Academic Editors: M. T. Leppanen and R. Lohmann

Copyright © 2012 Xiang-zhen Kong et al. This is an open access article distributed under the Creative Commons Attribution License, which permits unrestricted use, distribution, and reproduction in any medium, provided the original work is properly cited.


Fate and seasonal variations of α-hexachlorocyclohexane (α-HCH) were simulated using a dynamic fugacity model in Lake Chaohu, China. Sensitivity analyses were performed to identify influential parameters and Monte Carlo simulation was conducted to assess model uncertainty. The calculated and measured values of the model were in good agreement except for suspended solids, which might be due to disregarding the plankton in water. The major source of α-HCH was an input from atmospheric advection, while the major environmental outputs were atmospheric advection and sediment degradation. The net annual input and output of α-HCH were approximately 0.294 t and 0.412 t, respectively. Sediment was an important sink for α-HCH. Seasonal patterns in various media were successfully modeled and factors leading to this seasonality were discussed.

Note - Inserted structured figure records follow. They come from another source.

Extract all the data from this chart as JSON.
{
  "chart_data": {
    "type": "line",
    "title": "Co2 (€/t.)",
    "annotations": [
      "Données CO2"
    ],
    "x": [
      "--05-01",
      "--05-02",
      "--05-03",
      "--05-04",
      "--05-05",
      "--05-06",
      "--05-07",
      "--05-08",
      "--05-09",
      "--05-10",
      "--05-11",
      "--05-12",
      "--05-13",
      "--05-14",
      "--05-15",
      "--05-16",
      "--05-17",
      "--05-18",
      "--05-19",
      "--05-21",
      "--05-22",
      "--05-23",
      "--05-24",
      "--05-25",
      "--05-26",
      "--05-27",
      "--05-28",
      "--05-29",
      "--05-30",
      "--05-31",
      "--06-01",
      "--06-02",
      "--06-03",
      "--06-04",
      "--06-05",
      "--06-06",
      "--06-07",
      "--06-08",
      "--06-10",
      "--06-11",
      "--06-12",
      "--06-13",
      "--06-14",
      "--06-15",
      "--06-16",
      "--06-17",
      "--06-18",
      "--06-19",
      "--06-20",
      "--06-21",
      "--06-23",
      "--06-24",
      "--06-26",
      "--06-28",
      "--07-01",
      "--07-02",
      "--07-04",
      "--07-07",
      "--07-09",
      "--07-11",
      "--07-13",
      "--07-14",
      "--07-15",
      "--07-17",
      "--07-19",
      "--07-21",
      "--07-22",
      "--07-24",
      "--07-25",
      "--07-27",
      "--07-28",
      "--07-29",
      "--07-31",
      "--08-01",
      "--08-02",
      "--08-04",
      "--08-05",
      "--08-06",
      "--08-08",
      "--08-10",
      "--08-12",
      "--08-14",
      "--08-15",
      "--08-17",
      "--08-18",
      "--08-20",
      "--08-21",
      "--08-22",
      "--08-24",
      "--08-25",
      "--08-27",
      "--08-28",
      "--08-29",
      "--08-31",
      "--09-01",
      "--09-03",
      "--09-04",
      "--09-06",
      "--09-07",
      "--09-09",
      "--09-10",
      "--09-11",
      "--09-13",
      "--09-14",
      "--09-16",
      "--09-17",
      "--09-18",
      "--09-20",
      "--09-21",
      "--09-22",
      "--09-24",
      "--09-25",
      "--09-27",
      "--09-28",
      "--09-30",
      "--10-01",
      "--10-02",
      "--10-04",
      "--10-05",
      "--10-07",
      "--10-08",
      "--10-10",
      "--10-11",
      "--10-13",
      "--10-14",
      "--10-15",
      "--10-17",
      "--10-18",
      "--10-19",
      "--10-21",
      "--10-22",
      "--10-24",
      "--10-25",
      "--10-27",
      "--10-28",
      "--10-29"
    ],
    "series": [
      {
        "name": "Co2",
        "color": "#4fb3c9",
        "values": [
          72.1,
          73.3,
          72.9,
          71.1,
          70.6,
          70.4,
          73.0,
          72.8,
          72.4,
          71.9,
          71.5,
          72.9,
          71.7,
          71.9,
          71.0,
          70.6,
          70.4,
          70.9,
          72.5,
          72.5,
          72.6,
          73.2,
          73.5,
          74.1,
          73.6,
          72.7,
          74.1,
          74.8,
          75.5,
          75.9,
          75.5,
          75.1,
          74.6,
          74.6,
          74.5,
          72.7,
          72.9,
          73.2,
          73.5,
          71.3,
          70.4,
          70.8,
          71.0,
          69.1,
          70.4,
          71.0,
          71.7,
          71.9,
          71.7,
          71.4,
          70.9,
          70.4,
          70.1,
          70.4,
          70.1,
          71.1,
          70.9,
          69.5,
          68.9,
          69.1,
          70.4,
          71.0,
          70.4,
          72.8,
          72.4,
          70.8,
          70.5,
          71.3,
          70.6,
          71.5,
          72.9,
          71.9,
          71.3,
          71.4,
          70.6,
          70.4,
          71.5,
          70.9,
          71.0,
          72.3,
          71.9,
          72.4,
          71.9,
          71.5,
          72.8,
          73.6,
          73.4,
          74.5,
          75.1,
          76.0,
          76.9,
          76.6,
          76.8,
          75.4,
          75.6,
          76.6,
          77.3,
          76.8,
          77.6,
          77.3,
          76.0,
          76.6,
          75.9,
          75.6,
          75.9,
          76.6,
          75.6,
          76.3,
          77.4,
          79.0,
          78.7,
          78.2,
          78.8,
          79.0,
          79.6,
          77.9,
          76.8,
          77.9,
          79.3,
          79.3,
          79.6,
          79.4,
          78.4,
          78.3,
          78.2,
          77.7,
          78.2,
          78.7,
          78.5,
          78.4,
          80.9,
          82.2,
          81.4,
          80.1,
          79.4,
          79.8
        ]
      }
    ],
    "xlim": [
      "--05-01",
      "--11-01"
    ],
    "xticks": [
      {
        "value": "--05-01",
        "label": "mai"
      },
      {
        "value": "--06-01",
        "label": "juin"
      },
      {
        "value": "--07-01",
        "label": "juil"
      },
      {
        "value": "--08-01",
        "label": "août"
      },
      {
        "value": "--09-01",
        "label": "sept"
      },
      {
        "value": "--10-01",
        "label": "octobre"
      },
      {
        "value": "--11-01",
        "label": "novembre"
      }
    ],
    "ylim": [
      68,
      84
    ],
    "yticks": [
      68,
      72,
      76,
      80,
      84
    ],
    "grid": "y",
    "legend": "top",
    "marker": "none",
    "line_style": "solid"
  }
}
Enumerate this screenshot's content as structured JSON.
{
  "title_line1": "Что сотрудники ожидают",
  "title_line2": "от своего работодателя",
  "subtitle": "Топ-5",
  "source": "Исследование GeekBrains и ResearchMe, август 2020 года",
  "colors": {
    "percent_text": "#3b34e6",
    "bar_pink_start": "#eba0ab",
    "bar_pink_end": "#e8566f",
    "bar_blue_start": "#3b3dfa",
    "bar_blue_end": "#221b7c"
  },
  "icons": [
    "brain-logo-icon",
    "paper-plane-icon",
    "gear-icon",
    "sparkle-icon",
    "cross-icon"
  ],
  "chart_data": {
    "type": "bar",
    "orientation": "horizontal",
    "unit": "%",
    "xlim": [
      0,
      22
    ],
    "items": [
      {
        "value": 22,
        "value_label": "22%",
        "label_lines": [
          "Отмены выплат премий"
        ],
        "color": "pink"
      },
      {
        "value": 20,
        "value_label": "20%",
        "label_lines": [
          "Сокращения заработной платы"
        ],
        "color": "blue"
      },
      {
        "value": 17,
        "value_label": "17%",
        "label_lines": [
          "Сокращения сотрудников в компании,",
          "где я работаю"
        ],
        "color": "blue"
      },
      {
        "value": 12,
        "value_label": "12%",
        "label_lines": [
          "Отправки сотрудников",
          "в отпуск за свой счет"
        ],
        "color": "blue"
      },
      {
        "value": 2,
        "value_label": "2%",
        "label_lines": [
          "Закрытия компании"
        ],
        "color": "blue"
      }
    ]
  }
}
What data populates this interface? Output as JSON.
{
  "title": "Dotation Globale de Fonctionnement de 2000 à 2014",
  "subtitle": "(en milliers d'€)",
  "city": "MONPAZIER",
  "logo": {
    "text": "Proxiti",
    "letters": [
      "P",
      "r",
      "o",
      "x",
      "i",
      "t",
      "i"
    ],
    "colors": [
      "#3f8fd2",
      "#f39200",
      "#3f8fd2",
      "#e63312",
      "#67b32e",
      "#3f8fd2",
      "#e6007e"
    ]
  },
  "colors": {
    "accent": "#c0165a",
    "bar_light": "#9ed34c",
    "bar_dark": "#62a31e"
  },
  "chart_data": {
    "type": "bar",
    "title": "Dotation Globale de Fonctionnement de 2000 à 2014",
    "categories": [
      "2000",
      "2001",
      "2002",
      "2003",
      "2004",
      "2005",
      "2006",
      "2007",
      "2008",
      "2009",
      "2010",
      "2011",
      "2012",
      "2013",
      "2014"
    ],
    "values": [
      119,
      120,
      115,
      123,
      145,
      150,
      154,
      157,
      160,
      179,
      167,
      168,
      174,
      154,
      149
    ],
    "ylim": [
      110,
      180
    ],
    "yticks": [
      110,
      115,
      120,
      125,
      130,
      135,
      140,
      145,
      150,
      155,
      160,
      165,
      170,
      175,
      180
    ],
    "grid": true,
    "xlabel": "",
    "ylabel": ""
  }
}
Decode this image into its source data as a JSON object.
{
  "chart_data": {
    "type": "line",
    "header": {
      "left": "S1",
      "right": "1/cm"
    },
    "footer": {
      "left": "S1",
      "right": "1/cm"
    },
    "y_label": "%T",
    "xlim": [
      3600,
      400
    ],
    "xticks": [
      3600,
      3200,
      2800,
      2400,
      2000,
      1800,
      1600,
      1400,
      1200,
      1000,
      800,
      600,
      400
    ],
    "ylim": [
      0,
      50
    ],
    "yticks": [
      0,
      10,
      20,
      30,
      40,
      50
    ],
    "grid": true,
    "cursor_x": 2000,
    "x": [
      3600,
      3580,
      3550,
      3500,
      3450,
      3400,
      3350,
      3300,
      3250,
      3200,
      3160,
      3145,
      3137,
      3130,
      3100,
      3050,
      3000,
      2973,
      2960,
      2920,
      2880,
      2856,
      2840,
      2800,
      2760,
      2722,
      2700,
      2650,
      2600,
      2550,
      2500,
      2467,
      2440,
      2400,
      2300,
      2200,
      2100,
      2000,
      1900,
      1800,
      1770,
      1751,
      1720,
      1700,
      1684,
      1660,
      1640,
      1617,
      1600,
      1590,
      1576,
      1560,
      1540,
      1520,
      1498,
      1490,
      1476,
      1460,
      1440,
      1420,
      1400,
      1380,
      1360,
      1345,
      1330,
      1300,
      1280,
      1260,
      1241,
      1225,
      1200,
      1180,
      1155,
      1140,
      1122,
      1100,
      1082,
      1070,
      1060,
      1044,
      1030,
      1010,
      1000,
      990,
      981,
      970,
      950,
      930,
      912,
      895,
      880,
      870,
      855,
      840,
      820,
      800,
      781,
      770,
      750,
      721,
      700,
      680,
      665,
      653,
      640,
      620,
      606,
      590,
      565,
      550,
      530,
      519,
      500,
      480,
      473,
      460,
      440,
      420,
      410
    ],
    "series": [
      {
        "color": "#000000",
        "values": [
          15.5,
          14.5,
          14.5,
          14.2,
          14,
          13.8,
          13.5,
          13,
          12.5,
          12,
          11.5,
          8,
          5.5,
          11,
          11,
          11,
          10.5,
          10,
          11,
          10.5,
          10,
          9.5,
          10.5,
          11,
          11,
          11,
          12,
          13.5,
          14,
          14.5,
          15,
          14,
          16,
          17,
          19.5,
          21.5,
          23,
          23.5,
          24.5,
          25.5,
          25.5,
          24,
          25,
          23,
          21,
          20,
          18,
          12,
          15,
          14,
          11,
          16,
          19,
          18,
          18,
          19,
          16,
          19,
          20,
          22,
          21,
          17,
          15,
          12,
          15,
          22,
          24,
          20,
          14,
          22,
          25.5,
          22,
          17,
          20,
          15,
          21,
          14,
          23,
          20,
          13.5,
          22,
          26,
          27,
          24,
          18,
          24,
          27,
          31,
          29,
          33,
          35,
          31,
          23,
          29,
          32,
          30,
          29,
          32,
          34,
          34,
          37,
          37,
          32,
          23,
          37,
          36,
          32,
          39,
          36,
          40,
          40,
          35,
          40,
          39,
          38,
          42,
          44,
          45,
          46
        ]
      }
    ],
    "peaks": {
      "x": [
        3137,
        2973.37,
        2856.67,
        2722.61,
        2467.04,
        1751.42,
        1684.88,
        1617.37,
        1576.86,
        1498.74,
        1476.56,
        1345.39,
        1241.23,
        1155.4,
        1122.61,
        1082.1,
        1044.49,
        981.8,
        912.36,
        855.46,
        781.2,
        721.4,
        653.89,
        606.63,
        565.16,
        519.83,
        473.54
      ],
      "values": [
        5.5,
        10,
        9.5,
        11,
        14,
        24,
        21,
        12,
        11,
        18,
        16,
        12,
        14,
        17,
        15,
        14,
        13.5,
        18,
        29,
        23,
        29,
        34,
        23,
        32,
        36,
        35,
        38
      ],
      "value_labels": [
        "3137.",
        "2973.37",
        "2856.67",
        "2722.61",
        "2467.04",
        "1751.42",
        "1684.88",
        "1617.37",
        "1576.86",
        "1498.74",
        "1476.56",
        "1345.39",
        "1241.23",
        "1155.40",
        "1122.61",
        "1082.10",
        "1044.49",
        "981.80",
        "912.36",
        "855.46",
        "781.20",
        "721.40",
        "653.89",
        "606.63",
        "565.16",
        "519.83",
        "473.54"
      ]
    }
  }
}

Sensitivity analysis found that parameters of source and degradation were more important than the other parameters. The sediment was influenced more by various parameters than air and water were. Temperature variation had a greater impact on the dynamics of the model output than other dynamic parameters. Uncertainty analysis showed that the model uncertainty was relatively low but significantly increased in the second half of the simulation period due to the increase in the gas-water diffusion flux variability.